One of the bracing pieces didn't quite go in straight enough for some reason, so I added another piece of ply to it with some more clamps to straighten it out and that worked well.
At this point I realised I'd made another mistake, although not one that was difficult to solve, as I'd forgotten to add the top brace, so I did that one next.
I left that for a few hours to dry and then I brought the chair in to the workshop.  I glued in the rest of the dowels and then I could add the other arm of the chair to the assembly.
This took some fettling as it was quite difficult to get all 12 of the dowels alligned with the holes at the same time before the glue started to set, but I managed to get it all in OK in the end and clamped together the assembly.
While the glue was drying on the frame I could cut the remaining pieces to form the chair which were the seat itself and the backrest.
I cut off the amount of ply that I needed to work with using my circular saw and then did the more accurate cuts at the tablesaw again.
I could then glue in the seat panel and again I added some clamps.
For the backrest I needed to cut one more angled edge for where it would meet the seat, and that would need to be cut at 78 degrees.

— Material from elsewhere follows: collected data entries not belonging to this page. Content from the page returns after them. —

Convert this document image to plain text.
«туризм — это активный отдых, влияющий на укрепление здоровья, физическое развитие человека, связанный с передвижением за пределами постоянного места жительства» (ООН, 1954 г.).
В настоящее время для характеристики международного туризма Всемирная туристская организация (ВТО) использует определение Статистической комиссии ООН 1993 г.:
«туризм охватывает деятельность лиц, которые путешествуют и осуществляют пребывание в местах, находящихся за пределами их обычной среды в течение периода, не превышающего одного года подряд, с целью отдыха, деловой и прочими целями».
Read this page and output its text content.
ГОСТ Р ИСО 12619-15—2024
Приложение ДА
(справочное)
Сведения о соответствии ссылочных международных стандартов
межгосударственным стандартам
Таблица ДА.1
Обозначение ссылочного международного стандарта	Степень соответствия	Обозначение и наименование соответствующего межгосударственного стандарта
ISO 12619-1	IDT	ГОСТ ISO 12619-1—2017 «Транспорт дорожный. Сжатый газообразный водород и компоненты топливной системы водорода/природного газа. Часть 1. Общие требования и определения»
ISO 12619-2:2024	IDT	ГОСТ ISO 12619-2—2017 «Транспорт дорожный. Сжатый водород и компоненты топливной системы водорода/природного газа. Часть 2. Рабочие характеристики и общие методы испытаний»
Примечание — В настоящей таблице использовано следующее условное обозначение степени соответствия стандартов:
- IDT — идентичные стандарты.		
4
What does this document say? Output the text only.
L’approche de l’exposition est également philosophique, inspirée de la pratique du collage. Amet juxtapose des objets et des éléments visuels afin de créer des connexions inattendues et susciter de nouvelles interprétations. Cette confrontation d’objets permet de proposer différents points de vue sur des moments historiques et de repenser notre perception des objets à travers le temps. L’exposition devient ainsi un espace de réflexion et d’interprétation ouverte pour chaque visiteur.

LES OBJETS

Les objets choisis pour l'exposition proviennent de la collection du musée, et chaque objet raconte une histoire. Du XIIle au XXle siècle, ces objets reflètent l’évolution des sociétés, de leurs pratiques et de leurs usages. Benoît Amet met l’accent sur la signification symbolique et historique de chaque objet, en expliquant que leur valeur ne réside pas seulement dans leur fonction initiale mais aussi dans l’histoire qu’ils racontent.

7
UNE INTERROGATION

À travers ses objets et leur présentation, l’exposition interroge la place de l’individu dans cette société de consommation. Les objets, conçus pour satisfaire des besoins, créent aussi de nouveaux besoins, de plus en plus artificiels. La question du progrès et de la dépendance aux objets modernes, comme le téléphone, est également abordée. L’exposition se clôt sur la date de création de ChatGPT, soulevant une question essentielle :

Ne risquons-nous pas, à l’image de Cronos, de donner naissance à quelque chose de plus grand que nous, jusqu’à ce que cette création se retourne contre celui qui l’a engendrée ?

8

I could then glue on the backrest, making sure that the angle at the bottom was seated properly on to the seat panel.
I drilled pilot holes from underneath making sure to angle the drill bit correctly to match the angle of the back rest, and added a 50mm screw to each side to pull the glue joint together and re-enforce the joint.
For the where the backrest met the top brace, I just fired in three brad nails to hold it in place until the glue dried.  The nail holes would later be filled so they'll be almost invisible 
With the chair fully assembled I had lots of sanding to do, I sanded everything at 120 grit. 
I sanded all the faces, the dowel joints and the plywood edges to make them nice and smooth ready for finish to be applied.
I also sanded all the sharp corners by hand just to soften them and prevent the plywood from splintering.
And I filled the nail holes with some wood filler and sanded off the excess once it was dry.
At this point I decided that the front and back edge of the seat panel would look better if they'd been cut at an angle. So I used my handplane to take a few shavings to get them parrallel to the upright pieces of the legs.
This was  really quite a challenging build for me and it took two and a half days in total.  I really like the way that the chair looks.  Designing the chair, and doing the dowel joinery and assembly were the parts that I found to be the most tricky,the rest of it was relaticely straightforward.